[書評] コンバージョンを上げるWebデザイン改善集

[su_quote]実務に役立つTipsやGoogleアナリティクスを活用した改善戦略を解説[/su_quote]

本書はWebサイトを改善するにあたって個々のサイトの事例を用いながら改善施策のBefore/Afterを解説している体裁となっている。

結論から言うと非常に良書であり職種がなんであれWebサイトのCVRの改善に課題を抱えているのであれば有益な知見が得られる内容となっている。もう少し補足するとWebサイトの改善Tipsを扱った書籍はこれまでありそうでなかった分野であり、Webサイトの改善にあたって「仮説」と「施策」のアイディアを豊富な事例と共に解説がなされている。

『コンバージョンを上げるWebデザイン改善集』のここが凄い!

売り上げが低いのはサイトの見栄えが悪いから?

中々コンバージョンが上がらないのは、果たしてサイトの見栄えが悪いからだろうか?このような問題を抱えているのであれば、最もとってはいけないアクションは「サイトリニューアル」を検討することだろう。確かにサイトの見栄えはCVRに影響を与えているのかもしれないけど、その見栄えが悪いサイトでも良い箇所はあるものだし、仮にサイトリニューアルをしたところで、同じように「良い箇所」もあり「悪い箇所」も出てくる。このように一発勝負で「サイトリニューアル」をおこなうことは、「何も考えていない」ことと同義だと思う。

もう少し補足すると「サイトリニューアル」以外でサイトを改善する思考の引き出しがないので「サイトリニューアル」しか考えられない状態となっている。一言でいえばあまりにも短絡的すぎる。見栄えが悪いサイトでも、果たしてその見栄えが本当に影響を与えているのか何も検証しないでサイトリニューアルを検討するというのは、言い換えれば「サイトの改善」は「サイトリニューアル」といっているようなものなので、ちょっと他の選択肢があるということを知った方がいい。

読了の満足感は「Googleアナリティクス」の書籍以上!

Googleアナリティクスの書籍を読んで毎回思うこととして、大して役に立たない記述で占められており、ただの文字列を読んでいるような感覚で何の施策にも活かせないと感じることが多々ある。例えば「オーガニック経由のCVRが高いのでSEOを強化しましょう」など大枠で語りすぎな面があったり、ただデータの見方が解説されているだけで「だから何?」と感じざる得ない記載があまりにも多すぎる。

正直なところアナリティクスの本をいくら読んだところで、サイト改善まで施策実施のアクションをとれる人は数少ないのではないか?その理由は、そもそもアナリティクスを使ってデータを見るのもそうだし、さらに施策を実施する上でもそうだけど、まず「仮説」ありきであり、まず仮説を立てた上でデータを見るから検証ができるわけで、いきなりアナリティクスを眺めても何も生み出すことはできない。

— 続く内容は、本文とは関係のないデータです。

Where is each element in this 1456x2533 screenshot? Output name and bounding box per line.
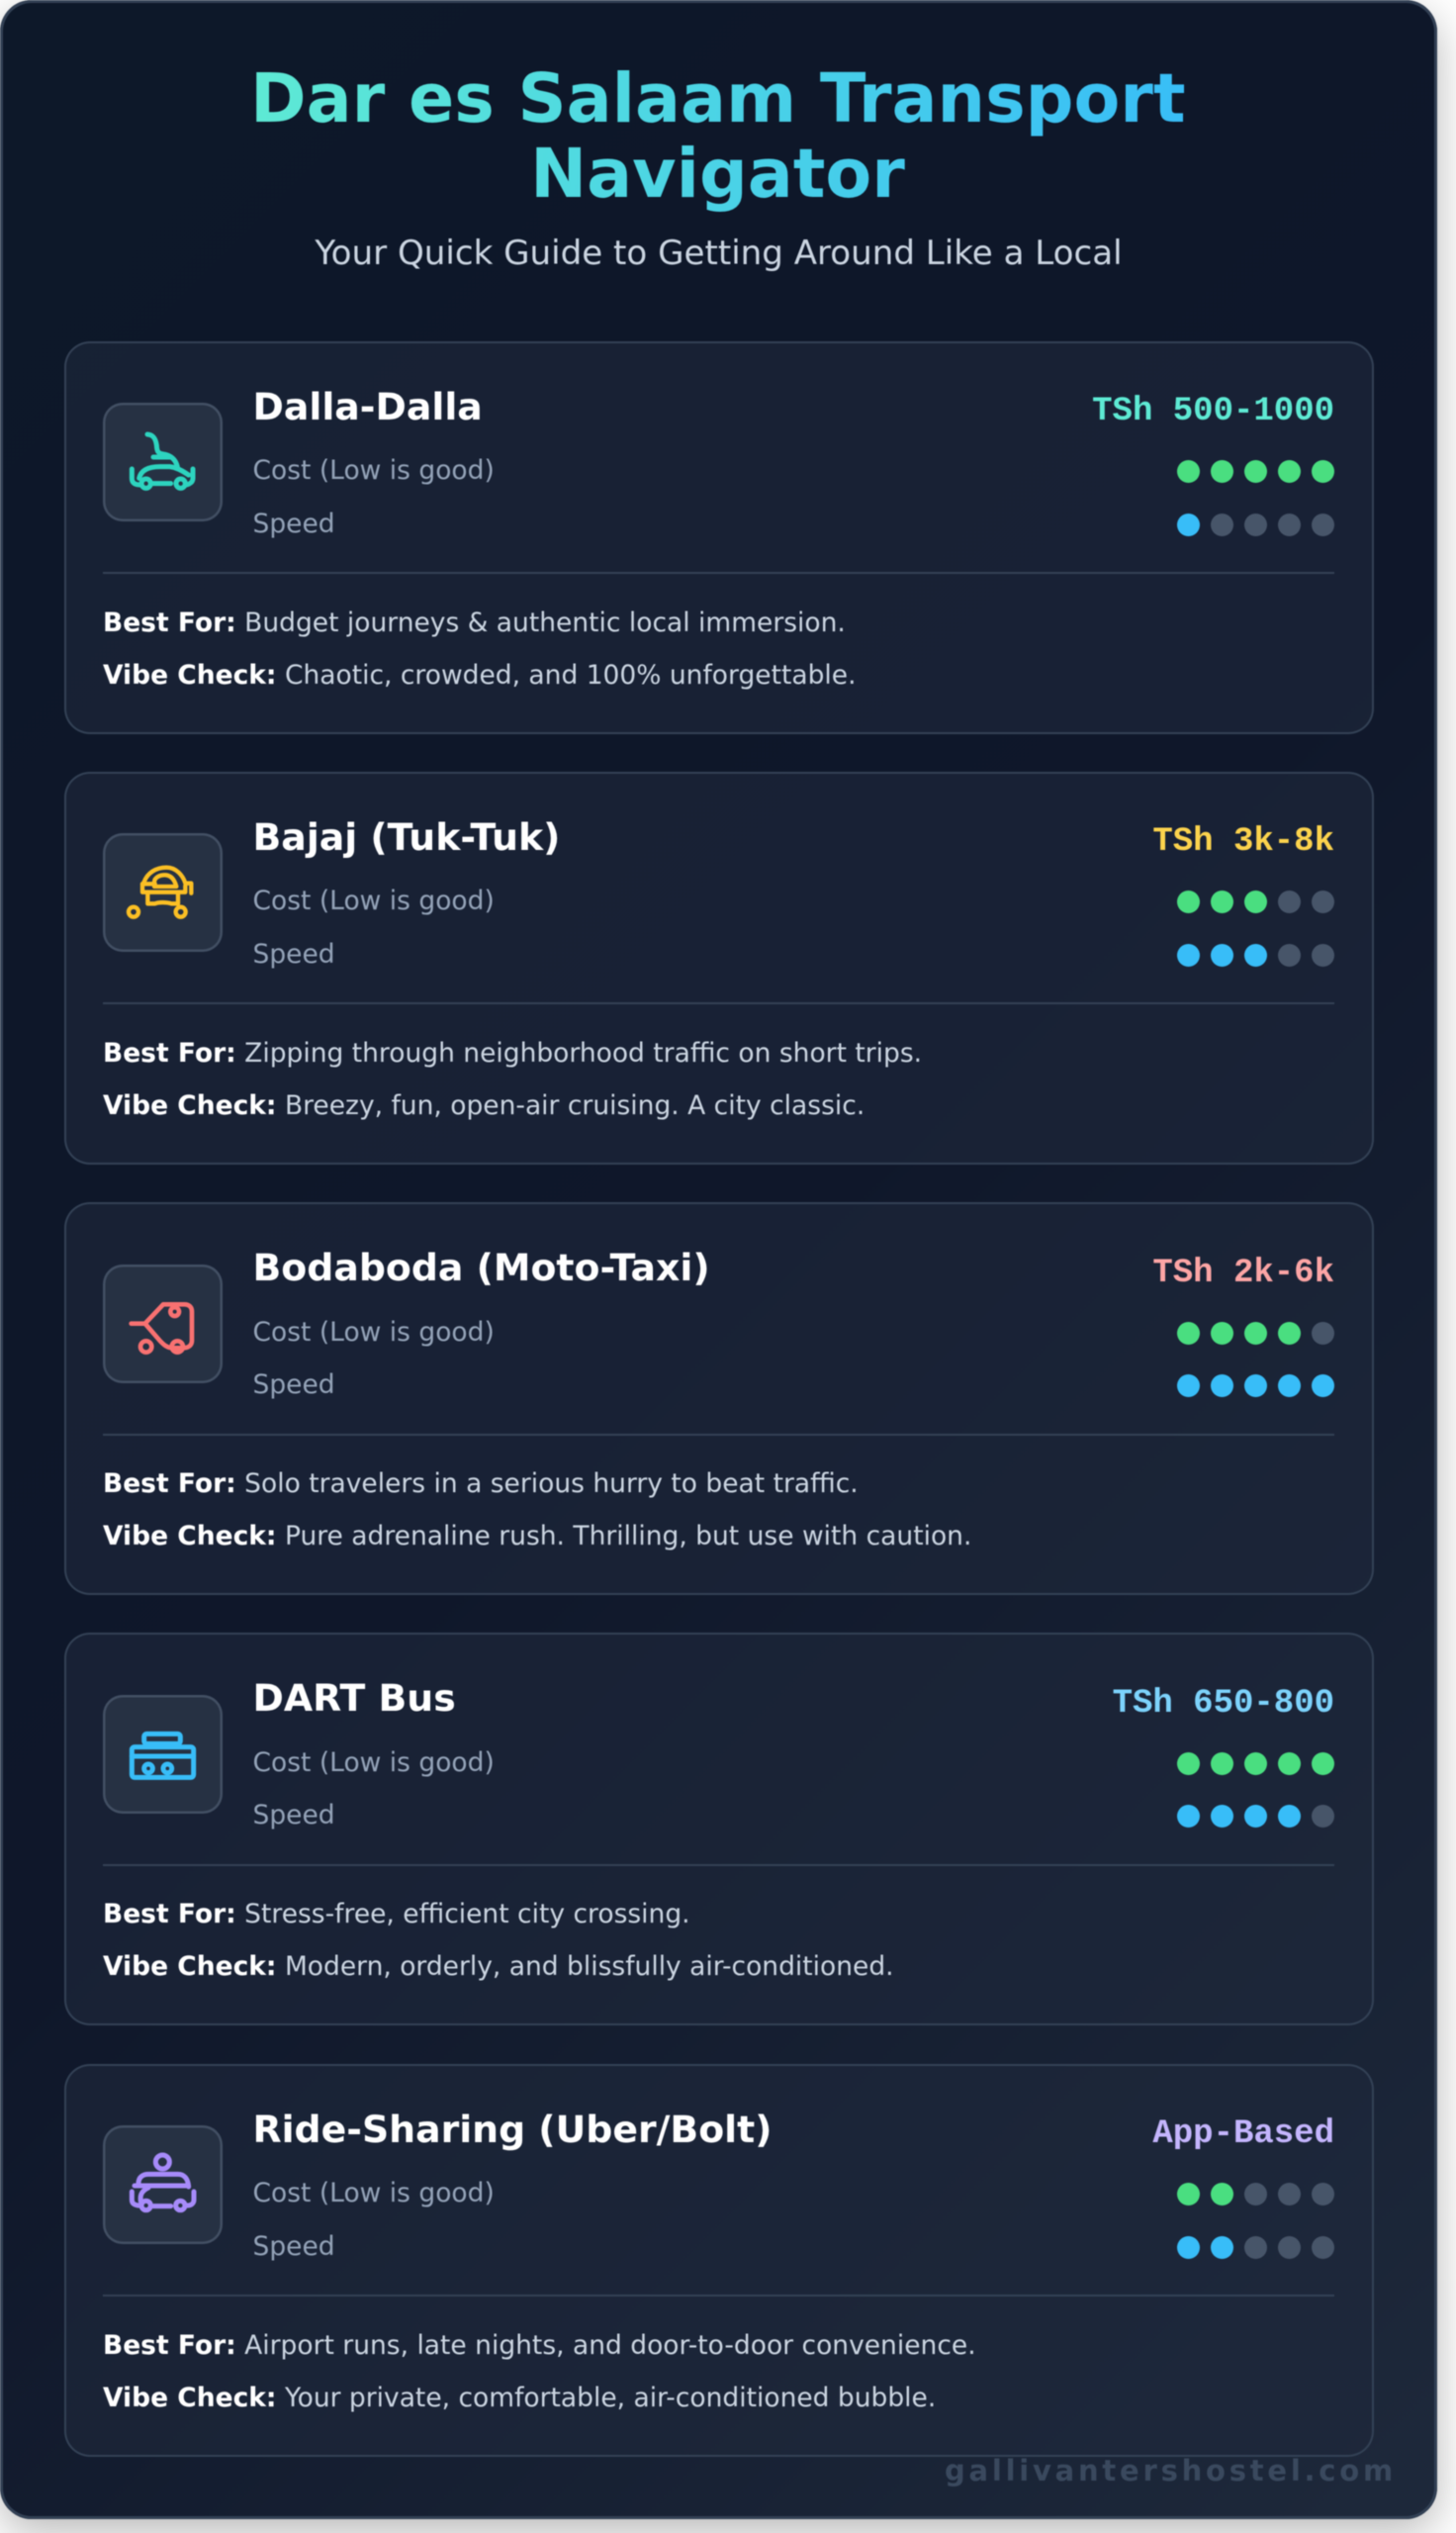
panel: DART Bus xyxy=(64,1633,1373,2025)
vibe check text: Vibe Check: Your private, comfortable, air-conditioned bubble. xyxy=(103,2383,936,2413)
vibe check text: Vibe Check: Breezy, fun, open-air cruising. A city classic. xyxy=(103,1090,864,1121)
cost rating dots xyxy=(1176,459,1335,484)
vibe check text: Vibe Check: Modern, orderly, and blissfully air-conditioned. xyxy=(103,1951,894,1982)
cost rating dots xyxy=(1176,1751,1335,1776)
subtitle: Your Quick Guide to Getting Around Like a Local xyxy=(315,234,1123,273)
cost rating dots xyxy=(1176,890,1335,914)
best for text: Best For: Airport runs, late nights, and door-to-door convenience. xyxy=(103,2330,976,2361)
cost label: Cost (Low is good) xyxy=(253,2178,495,2208)
vibe check text: Vibe Check: Chaotic, crowded, and 100% unforgettable. xyxy=(103,659,857,691)
speed rating dots xyxy=(1176,513,1335,537)
speed rating dots xyxy=(1176,943,1335,968)
price: TSh 2k-6k xyxy=(1152,1255,1334,1292)
heading: Bajaj (Tuk-Tuk) xyxy=(253,815,560,859)
cost label: Cost (Low is good) xyxy=(253,886,495,916)
price: TSh 500-1000 xyxy=(1092,393,1334,430)
icon: bodaboda xyxy=(103,1265,223,1383)
icon: dalla-dalla xyxy=(103,403,223,521)
title: Dar es Salaam Transport xyxy=(250,60,1186,139)
speed rating dots xyxy=(1176,1373,1335,1398)
best for text: Best For: Budget journeys & authentic local immersion. xyxy=(103,608,846,637)
price: TSh 650-800 xyxy=(1113,1685,1334,1723)
title: Navigator xyxy=(530,136,905,214)
speed label: Speed xyxy=(253,1369,335,1400)
best for text: Best For: Zipping through neighborhood traffic on short trips. xyxy=(103,1038,922,1069)
speed label: Speed xyxy=(253,509,335,538)
speed rating dots xyxy=(1176,2235,1335,2260)
icon: ride-sharing xyxy=(103,2125,223,2244)
panel: Bodaboda xyxy=(64,1202,1373,1595)
icon: DART bus xyxy=(103,1695,223,1814)
price: TSh 3k-8k xyxy=(1152,823,1334,861)
best for text: Best For: Solo travelers in a serious hurry to beat traffic. xyxy=(103,1468,859,1499)
heading: Ride-Sharing (Uber/Bolt) xyxy=(253,2108,772,2151)
vibe check text: Vibe Check: Pure adrenaline rush. Thrilling, but use with caution. xyxy=(103,1521,971,1551)
cost label: Cost (Low is good) xyxy=(253,1747,495,1778)
speed label: Speed xyxy=(253,939,335,970)
cost label: Cost (Low is good) xyxy=(253,1317,495,1348)
speed rating dots xyxy=(1176,1804,1335,1829)
title xyxy=(250,62,1185,213)
cost label: Cost (Low is good) xyxy=(253,455,495,486)
panel: Ride-Sharing xyxy=(64,2064,1373,2457)
panel: Bajaj xyxy=(64,772,1373,1165)
icon: bajaj xyxy=(103,833,223,952)
watermark: gallivantershostel.com xyxy=(945,2454,1397,2487)
cost rating dots xyxy=(1176,1321,1335,1346)
cost rating dots xyxy=(1176,2182,1335,2206)
speed label: Speed xyxy=(253,1800,335,1830)
heading: DART Bus xyxy=(253,1676,456,1720)
price: App-Based xyxy=(1152,2115,1334,2153)
panel: Dalla-Dalla xyxy=(64,340,1373,734)
best for text: Best For: Stress-free, efficient city crossing. xyxy=(103,1899,690,1929)
speed label: Speed xyxy=(253,2231,335,2262)
heading: Bodaboda (Moto-Taxi) xyxy=(253,1246,710,1289)
heading: Dalla-Dalla xyxy=(253,384,483,427)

本書は仮説の引き出しが数多くあり、それは普遍的に活用できるものであるので、繰り返し読むことであたかも自身の経験値としてサイト改修のアイディアが身に付けることができる。それが本書を読むことで得られる最大のメリットなのではないか。

サイト改善の豊富なアイディア得られる!

「一見問題なさそうなサイトであっても、サイトを構成する個々の部品の合算でCVRを高めることが可能であること」。これが本書を読んだ上で改めて感じたことであり、Webサイトの問題点を検証することは、WebマーケティングにおけるCVRの改善における重要なパーツだと再認識することができた。

本書はサイト閲覧ユーザーの心理面の解説から、CVRを改善するためのWebデザイン、ユーザビリティを向上させるサイト構成の部品(フローティングバナー、モーダル、アコーディオン、ページ内アンカーリンクなど)の解説、サイトの問題点を洗い出すためのヒートマップツールの活用方法まで多くの参考になる記載があった。今後も本書を大いに活用していきたい。